Every day is not peaches and cream. I wish I could say they were, but that would be a lie. I can say those day are fewer and farther in between. I have asked myself if I think that has to do with the amount of time that has passed since the accident. While I suppose that is partially possible, I don’t quite buy into it. Instead, I credit the good days with obtaining a new level of spiritual maturity. In the last year, I have decided to submit to the work of the Holy Spirit and allow the fruit of the Spirit to grow within me. Part of that means I have learned to trust in a plan other than my own. Don’t get me wrong. The first thing I intend to ask God in Heaven is why it was Dalton’s time to die. Until that is revealed to me, I vow to put my faith in God’s plan. But I don’t have to like it.
Today began pleasant and ended rather turbulent. Earlier in the day, I had picked out cute new holiday decorations to replace the fall ones at the cemetery. In the store, everything was jolly and bright. Women crowded the aisles of Hobby Lobby searching for the perfect ornaments to trim their trees and wreaths to adorn their front doors with. Heck, I was caught up in the hustle and bustle of it all myself and selected two large sparkly red bows to embellish my front doors. I navigated my way to the aisle where the cheerful metal signs are that you stake into the ground. I watched ladies sift through the selections of snowmen, gingerbread men, and nutcrackers searching for their favorites. I wondered where they were going to put them. Maybe by their mailboxes? The front porch? Or perhaps in the landscaping somewhere? “Excuse me while I look for mine,” the voice in my head said. “I have to find the right one to put where my dead son is buried.” My friend, Cheryl, suggested the nutcracker guy. I chose a snowman instead, deciding Dalton would most likely think the nutcracker was freaky looking.
My intentions of switching out the decorations at the cemetery were pretty straight-forward. Drive out there. Gather up the glittery leaves and pumpkins, the scarecrow on a stick, and toss them into the back of my car.
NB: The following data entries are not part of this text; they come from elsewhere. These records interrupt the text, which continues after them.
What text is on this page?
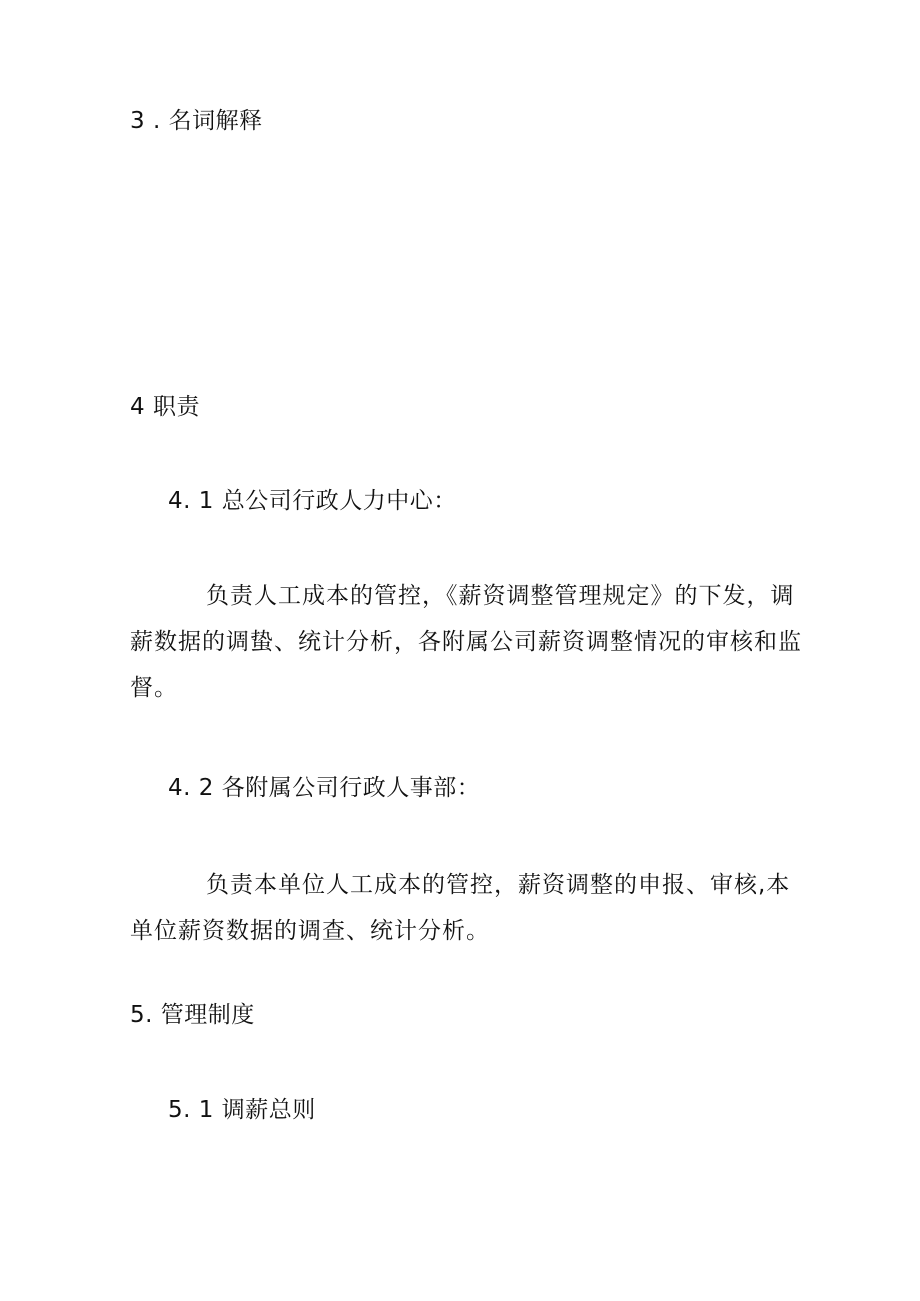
3 . 名词解释
4 职责
4. 1 总公司行政人力中心：
负责人工成本的管控，《薪资调整管理规定》的下发，调
薪数据的调蛰、统计分析，各附属公司薪资调整情况的审核和监
督。
4. 2 各附属公司行政人事部：
负责本单位人工成本的管控，薪资调整的申报、审核,本
单位薪资数据的调查、统计分析。
5. 管理制度
5. 1 调薪总则
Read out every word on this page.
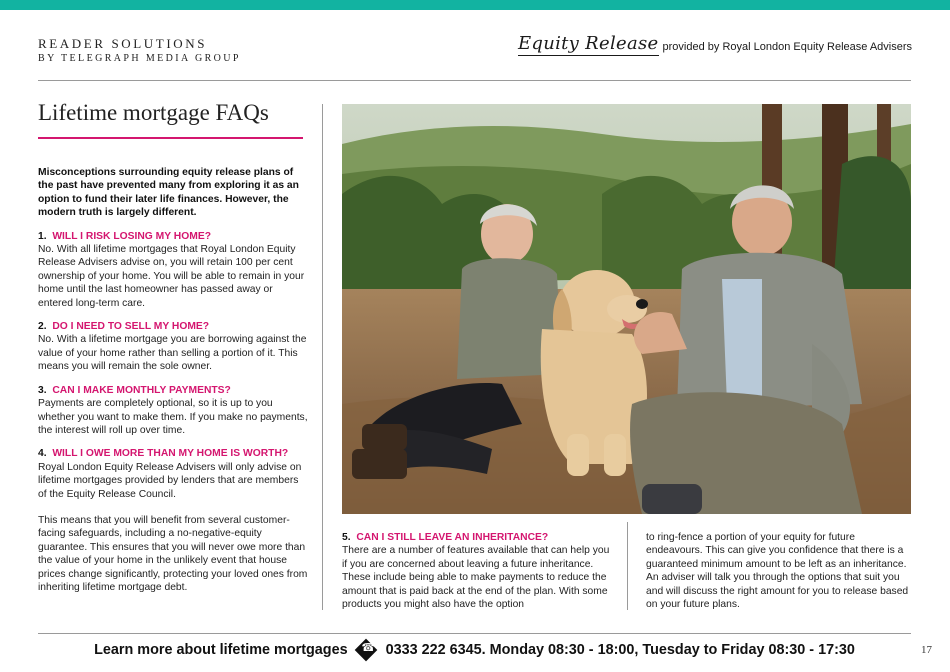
READER SOLUTIONS
BY TELEGRAPH MEDIA GROUP
Equity Release provided by Royal London Equity Release Advisers
Lifetime mortgage FAQs

Misconceptions surrounding equity release plans of the past have prevented many from exploring it as an option to fund their later life finances. However, the modern truth is largely different.

1. WILL I RISK LOSING MY HOME?

No. With all lifetime mortgages that Royal London Equity Release Advisers advise on, you will retain 100 per cent ownership of your home. You will be able to remain in your home until the last homeowner has passed away or entered long-term care.

2. DO I NEED TO SELL MY HOME?

No. With a lifetime mortgage you are borrowing against the value of your home rather than selling a portion of it. This means you will remain the sole owner.

3. CAN I MAKE MONTHLY PAYMENTS?

Payments are completely optional, so it is up to you whether you want to make them. If you make no payments, the interest will roll up over time.

4. WILL I OWE MORE THAN MY HOME IS WORTH?

Royal London Equity Release Advisers will only advise on lifetime mortgages provided by lenders that are members of the Equity Release Council.

This means that you will benefit from several customer-facing safeguards, including a no-negative-equity guarantee. This ensures that you will never owe more than the value of your home in the unlikely event that house prices change significantly, protecting your loved ones from inheriting lifetime mortgage debt.

5. CAN I STILL LEAVE AN INHERITANCE?

There are a number of features available that can help you if you are concerned about leaving a future inheritance. These include being able to make payments to reduce the amount that is paid back at the end of the plan. With some products you might also have the option

to ring-fence a portion of your equity for future endeavours. This can give you confidence that there is a guaranteed minimum amount to be left as an inheritance. An adviser will talk you through the options that suit you and will discuss the right amount for you to release based on your future plans.

Learn more about lifetime mortgages
☎	0333 222 6345. Monday 08:30 - 18:00, Tuesday to Friday 08:30 - 17:30	17
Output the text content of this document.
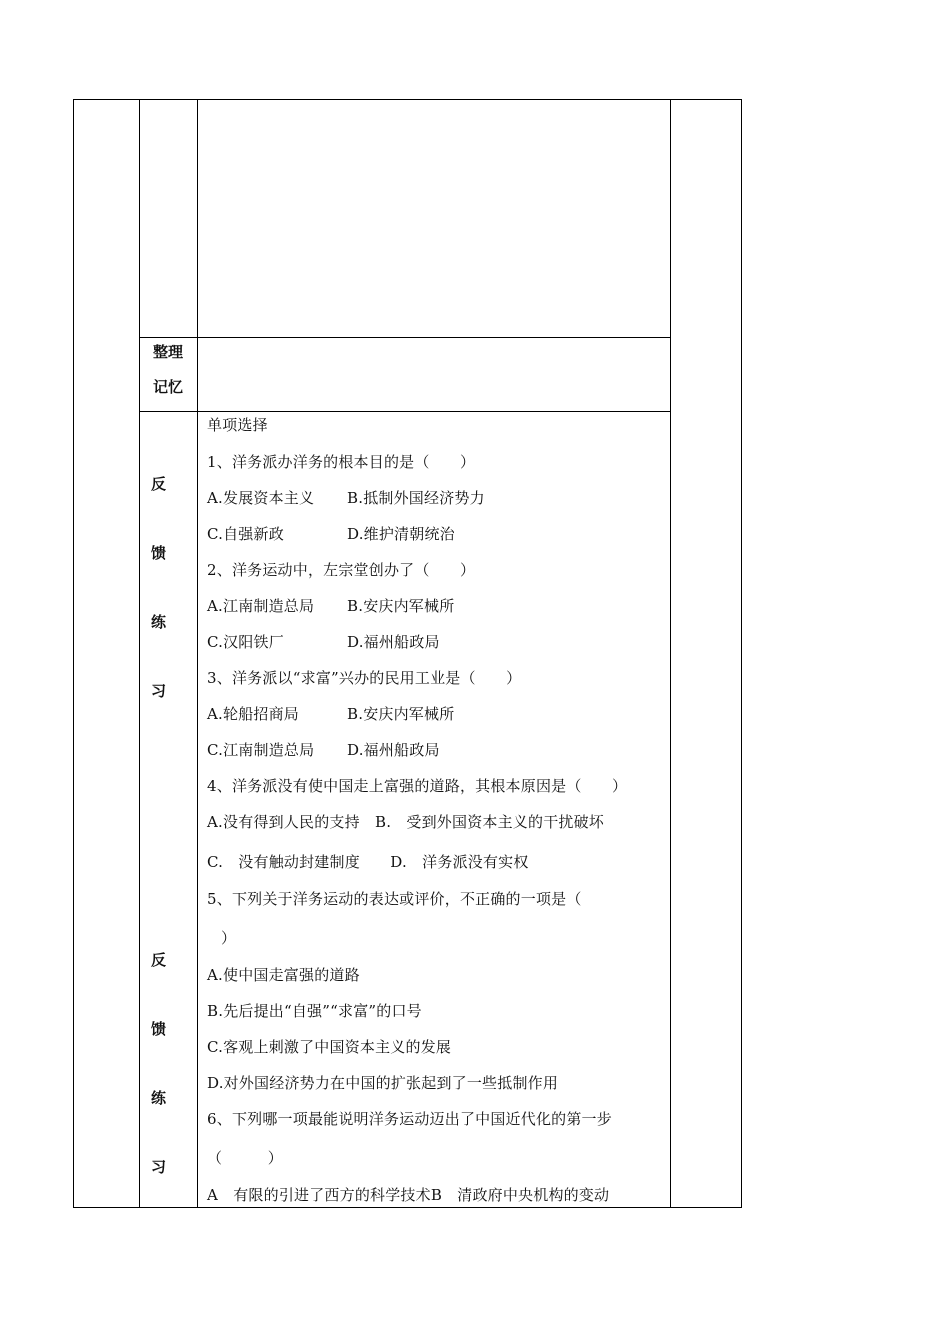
整理
记忆
反
馈
练
习
反
馈
练
习
单项选择
1、洋务派办洋务的根本目的是（　　）
A.发展资本主义 B.抵制外国经济势力
C.自强新政	D.维护清朝统治
2、洋务运动中，左宗堂创办了（　　）
A.江南制造总局 B.安庆内军械所
C.汉阳铁厂	D.福州船政局
3、洋务派以“求富”兴办的民用工业是（　　）
A.轮船招商局	B.安庆内军械所
C.江南制造总局 D.福州船政局
4、洋务派没有使中国走上富强的道路，其根本原因是（　　）
A.没有得到人民的支持　B.　受到外国资本主义的干扰破坏
C.　没有触动封建制度　　D.　洋务派没有实权
5、下列关于洋务运动的表达或评价，不正确的一项是（
）
A.使中国走富强的道路
B.先后提出“自强”“求富”的口号
C.客观上刺激了中国资本主义的发展
D.对外国经济势力在中国的扩张起到了一些抵制作用
6、下列哪一项最能说明洋务运动迈出了中国近代化的第一步
（　　　）
A　有限的引进了西方的科学技术B　清政府中央机构的变动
Then drive the stakes of the new holiday trinkets into the ground, say a quick prayer, and head back home. Only it didn’t exactly go according to my plan. I got out of my car and noticed that recent moisture in the area had invited new sprouts of grass to shoot up all over the top of DD’s grave. Wonderful. Now it didn’t look so fresh anymore. My son’s grave has begun to look like all the other ones out there. Like it has been there awhile. How can that be? He was just here. I can still hear his raspy voice and feel his hair under my hands as I rub his head. How in the hell is he under all that dirt and grass? Much like one of Dalton’s pitches, the anger came in hard and fast. Soon enough, I had every fall decoration plucked out of the ground… and thrown in a million different directions. The poor scarecrow was hurled the farthest probably. I believe some dirt and grass may have gone along with him. I didn’t care if anyone was watching. If they were, it was in their best interest to keep their distance too.
I prayed for God to drop me a baseball bat from Heaven. Obviously, He didn’t. But that didn’t stop me from wishing for one. I was really angry. Angry enough to envision smashing everything in front of me. I dropped down to my knees in the soft dirt and the anger faded into tears. That is when the baseball bat memory hit me. It was the spring of 2012. I had just bought Dalton a new baseball bat. He was practicing swinging it in the kitchen. Not a casual, slow-motion type swing. I’m talking a full blown Mike Moustakas power stroke. I told him to go outside to practice swinging because he was going to break something in the house. He did it again. In a raised voice, I warned him again not to swing his new bat in the house. He had already been trying my patience that day with a whole list of other annoyances. Right then he made sure he caught my full attention before he took one last air-splitting swing, about 3x as hard and fast as the previous ones. I stopped everything I was doing and took off after him. I still remember the clanking sound of his bat skimming across my tile floors as though he had just hit a line drive and was taking off to first base. He was laughing and running at the same time. I chased him through the dining room, living room, hallway, and across the pool room to my bathroom. He must have known I was about to catch him because he slammed the sliding glass door to my bathroom in my face. I could see him high-tailing it past my shower and into my closet. I threw open the sliding glass door, fuming, and barefoot I rushed in behind him. Only I didn’t realize my bathroom floor was still soaking wet from when I had given the dogs their baths earlier. My feet came up right underneath me and I went crashing onto my side and smashed my body up against the vanity. I was screaming and swearing. Above my cursing, I could hear the sound of Dalton’s uncontrollable laughter coming from my closet. I slowly got up and hobbled into where he was. He was doubled over under my shoe rack laughing harder than I had ever seen him. Tears were already falling down his cheeks and he was clutching his stomach. All I could think was, “How do I spank that?”
So I picked myself up off the ground at the cemetery today. I brushed the loose dirt off my sweatpants and I pushed the stake of the silly little snowman into the new grass. Then I looked up towards Heaven with gratitude and thanked God for another priceless memory.
“Sharing tales of those we’ve lost is how we keep from really losing them.”